Pros: Easy management and scalability. Very friendly to write-heavy workloads.

Cons: Unknown and untrusted. Harder to hire expertise. Eventual consistency scares me.

Hibernation Cluster

If a user doesn't use the service in, say, six months, then we could migrate them out of one of the active clusters and into a special "hibernation cluster".

Data that is moved into this cluster might simply be snapshoted into low-cost storage such as S3. Or it might get put onto a very crowded, very slow MySQL machine that can only handle a trickle of user requests.

If they come back and try to use their data again, we immediately trigger a migration back to one of the active clusters.

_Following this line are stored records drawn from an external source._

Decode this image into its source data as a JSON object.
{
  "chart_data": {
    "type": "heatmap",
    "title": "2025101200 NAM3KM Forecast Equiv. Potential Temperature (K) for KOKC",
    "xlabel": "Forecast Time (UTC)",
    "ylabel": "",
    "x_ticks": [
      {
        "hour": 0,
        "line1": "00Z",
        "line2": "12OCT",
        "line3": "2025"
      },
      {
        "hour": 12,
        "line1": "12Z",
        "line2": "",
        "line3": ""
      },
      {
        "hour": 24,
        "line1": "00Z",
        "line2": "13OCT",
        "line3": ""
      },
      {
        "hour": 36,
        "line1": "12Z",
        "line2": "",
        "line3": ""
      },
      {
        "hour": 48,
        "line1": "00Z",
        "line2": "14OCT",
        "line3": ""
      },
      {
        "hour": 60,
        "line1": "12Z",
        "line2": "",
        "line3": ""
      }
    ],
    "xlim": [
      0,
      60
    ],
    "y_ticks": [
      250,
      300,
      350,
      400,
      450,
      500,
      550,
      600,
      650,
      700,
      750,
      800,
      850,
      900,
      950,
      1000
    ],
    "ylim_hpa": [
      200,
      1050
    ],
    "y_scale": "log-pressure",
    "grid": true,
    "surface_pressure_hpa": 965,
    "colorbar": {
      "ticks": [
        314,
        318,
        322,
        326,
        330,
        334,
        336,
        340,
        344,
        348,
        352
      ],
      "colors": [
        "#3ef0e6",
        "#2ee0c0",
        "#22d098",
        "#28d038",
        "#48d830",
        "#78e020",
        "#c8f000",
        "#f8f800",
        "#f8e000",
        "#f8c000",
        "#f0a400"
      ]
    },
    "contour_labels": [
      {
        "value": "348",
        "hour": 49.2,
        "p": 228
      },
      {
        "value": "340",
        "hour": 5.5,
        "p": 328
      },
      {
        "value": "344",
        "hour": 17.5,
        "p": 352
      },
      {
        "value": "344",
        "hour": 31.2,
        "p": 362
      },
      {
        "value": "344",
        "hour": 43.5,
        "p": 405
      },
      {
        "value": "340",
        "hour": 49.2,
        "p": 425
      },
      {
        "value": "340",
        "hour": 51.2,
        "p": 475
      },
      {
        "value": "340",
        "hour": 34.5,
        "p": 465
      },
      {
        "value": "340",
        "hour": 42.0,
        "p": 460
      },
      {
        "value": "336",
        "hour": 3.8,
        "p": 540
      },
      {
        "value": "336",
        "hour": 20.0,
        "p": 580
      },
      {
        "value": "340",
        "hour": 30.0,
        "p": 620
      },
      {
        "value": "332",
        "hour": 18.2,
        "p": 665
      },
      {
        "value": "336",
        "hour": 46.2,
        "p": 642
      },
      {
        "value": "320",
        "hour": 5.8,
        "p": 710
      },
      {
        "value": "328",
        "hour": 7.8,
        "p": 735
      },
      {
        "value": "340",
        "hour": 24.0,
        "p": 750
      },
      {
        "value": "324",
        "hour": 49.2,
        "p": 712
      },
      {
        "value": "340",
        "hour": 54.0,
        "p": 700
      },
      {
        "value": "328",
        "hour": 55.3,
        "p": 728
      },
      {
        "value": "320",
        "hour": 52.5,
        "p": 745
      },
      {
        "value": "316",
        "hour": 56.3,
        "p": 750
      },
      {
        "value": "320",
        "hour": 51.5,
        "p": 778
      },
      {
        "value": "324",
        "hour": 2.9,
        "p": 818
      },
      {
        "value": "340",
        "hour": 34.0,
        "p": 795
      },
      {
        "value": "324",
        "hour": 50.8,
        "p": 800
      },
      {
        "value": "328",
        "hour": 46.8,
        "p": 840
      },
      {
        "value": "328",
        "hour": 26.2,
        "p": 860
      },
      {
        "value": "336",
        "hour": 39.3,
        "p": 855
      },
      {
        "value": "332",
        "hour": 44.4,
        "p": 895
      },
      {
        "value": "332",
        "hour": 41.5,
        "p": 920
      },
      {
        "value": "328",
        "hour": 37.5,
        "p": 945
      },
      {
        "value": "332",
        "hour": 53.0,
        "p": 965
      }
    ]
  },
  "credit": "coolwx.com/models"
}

Pros: Massive cost savings.

Cons: Have to actually monitor usage and implement this.

Things To Think About

  • There's a bit of management overhead in the API, with the handshake etc. We could consider factoring that out and just doing the routing internally. But there's something to be said for explicitness.
  • We could avoid the client having to be "cluster aware" by caching the cluster-assignment details in their Hawk Auth credentials. This would simplify the client somewhat, but complicate the server because we'd have to route each request to its appropriate end-point internally.
  • Needs a detailed and careful plan for how we would migrate users from one cluster to another. Very doable, just fiddly and potentially quite slow.